WANG Xiao-xiao, DOU Li, ZOU Chong, WU Yong-jun, WANG Wei, ZHAO Jing-jing, YU Qian, SHEN Zhao-feng, NI Ping-min, ZHANG Wen, LU Ya-wen, XI Zhao-qing, FANG Zhu-yuan. Effectiveness of Traditional Chinese Medicine in Reducing the Positive Rate of COVID-19 Close Contacts: A Large Population Cohort Study[J]. Journal of Nanjing University of traditional Chinese Medicine, 2022, 38(12): 1086-1093. DOI: 10.14148/j.issn.1672-0482.2022.1086
Citation: WANG Xiao-xiao, DOU Li, ZOU Chong, WU Yong-jun, WANG Wei, ZHAO Jing-jing, YU Qian, SHEN Zhao-feng, NI Ping-min, ZHANG Wen, LU Ya-wen, XI Zhao-qing, FANG Zhu-yuan. Effectiveness of Traditional Chinese Medicine in Reducing the Positive Rate of COVID-19 Close Contacts: A Large Population Cohort Study[J]. Journal of Nanjing University of traditional Chinese Medicine, 2022, 38(12): 1086-1093. DOI: 10.14148/j.issn.1672-0482.2022.1086

Effectiveness of Traditional Chinese Medicine in Reducing the Positive Rate of COVID-19 Close Contacts: A Large Population Cohort Study

  •   OBJECTIVE  Corona-virus disease 2019 (COVID-19) is an infectious disease caused by SARS-CoV-2 virus. The variant of corona-virus first identified in India, known as Delta, has become the dominant strain in China. Unfortunately, more contagious and unknown variants are coming, leading to a number of close contacts under quarantine. Chinese medicine (TCM) has been recommended to prevention and treatment due to the satisfactory therapeutic effects. However, the effect of TCM to decrease positive rate in close contacts remains unknown.
      METHODS  We conducted an retrospective cohort study in Yangzhou, China to assess the effect of Chinese medicine on decreasing positive rate in close contacts under quarantine. The primary observation outcome was positive rate of Nucleic Acid Amplification Tests (NAATs).

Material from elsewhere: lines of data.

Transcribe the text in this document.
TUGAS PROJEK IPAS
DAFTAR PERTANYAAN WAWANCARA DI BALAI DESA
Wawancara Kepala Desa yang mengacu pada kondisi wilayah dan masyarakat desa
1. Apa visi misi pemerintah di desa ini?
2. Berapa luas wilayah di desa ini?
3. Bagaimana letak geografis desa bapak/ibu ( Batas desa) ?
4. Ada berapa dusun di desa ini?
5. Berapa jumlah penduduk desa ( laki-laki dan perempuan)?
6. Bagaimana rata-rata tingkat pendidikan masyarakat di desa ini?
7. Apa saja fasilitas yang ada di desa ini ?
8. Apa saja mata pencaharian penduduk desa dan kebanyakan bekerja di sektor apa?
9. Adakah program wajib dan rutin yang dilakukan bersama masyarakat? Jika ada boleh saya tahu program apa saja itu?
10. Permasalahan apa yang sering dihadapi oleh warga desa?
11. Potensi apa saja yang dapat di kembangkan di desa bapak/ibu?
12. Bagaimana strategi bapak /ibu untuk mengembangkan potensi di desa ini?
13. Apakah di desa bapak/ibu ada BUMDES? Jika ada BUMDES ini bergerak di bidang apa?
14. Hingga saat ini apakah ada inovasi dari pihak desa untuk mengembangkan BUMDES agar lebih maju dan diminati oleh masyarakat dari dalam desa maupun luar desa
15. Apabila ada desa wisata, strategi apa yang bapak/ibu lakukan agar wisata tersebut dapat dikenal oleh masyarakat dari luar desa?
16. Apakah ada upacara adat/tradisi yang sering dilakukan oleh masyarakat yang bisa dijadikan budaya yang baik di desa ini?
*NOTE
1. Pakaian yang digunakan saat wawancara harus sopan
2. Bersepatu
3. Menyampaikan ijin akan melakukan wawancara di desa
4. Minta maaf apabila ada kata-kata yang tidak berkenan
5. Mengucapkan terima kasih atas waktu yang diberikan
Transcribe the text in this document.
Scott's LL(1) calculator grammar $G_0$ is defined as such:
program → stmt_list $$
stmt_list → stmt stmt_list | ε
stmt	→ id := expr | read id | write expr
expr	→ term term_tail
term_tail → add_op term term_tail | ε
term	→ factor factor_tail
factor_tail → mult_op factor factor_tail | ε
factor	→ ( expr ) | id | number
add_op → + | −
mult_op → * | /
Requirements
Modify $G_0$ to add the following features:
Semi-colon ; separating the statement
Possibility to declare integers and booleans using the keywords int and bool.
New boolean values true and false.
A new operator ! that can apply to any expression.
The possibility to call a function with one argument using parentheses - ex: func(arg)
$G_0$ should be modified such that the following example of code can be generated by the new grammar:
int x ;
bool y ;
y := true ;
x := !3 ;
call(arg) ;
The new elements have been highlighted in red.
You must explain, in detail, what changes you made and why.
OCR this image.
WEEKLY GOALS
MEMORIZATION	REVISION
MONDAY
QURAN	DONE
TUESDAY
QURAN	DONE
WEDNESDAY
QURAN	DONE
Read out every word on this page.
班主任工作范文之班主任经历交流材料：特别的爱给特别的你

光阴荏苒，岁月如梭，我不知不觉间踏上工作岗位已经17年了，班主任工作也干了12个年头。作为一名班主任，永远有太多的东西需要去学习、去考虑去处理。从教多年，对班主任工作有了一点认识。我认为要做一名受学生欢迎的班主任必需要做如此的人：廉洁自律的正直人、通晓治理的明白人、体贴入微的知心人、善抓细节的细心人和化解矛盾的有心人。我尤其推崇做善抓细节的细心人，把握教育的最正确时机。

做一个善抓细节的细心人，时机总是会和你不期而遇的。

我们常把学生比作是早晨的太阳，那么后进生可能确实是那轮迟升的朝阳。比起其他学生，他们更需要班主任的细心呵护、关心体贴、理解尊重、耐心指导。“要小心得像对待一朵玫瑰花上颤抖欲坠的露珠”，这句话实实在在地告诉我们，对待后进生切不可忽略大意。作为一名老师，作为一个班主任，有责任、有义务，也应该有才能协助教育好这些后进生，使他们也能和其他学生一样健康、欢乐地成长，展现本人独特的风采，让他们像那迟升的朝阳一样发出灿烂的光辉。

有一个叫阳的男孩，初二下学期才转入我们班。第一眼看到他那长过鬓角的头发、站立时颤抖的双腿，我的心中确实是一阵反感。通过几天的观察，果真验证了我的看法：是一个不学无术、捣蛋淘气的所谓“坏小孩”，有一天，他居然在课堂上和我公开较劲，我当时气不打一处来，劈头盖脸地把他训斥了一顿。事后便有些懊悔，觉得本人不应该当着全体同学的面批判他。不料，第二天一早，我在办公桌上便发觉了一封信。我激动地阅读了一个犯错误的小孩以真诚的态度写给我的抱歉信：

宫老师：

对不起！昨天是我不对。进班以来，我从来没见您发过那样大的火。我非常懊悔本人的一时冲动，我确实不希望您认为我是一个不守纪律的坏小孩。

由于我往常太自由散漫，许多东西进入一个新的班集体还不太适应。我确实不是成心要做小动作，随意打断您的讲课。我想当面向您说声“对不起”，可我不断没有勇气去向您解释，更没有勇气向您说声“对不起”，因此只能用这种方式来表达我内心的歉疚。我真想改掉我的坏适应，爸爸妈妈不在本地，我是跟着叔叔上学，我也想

The secondary observation outcome was a composite of viral load of positive NAATs, severity levels of confirmed cases (asymptomatic, mild, moderate, or severe), daily body temperature, and levels of close contact (primary or secondary).
      RESULTS  A total of 1 286 subjects were collected, of which 1 016 (79.00%) in TCM group and 270 (21.00%) in control group with 55 participants tested positive. The incidence of the primary outcome, positive rate of NAATs was significantly lower in the Chinese medicine group than in the control group, occurring in male and age≥60 years subjects. Multi-variable logistic regression (excluding NO viral load) indicated that the risk of testing positive was reduced by 0.547 times in TCM group compared to control group. CT value of TCM group was higher than that of control group in all subjects and female subjects, and the result showed statistically significant difference.
      CONCLUSIONS  In our study involving close contacts under quarantine, Chinese medicine resulted in lower positive rate of NAATs and viral load than control.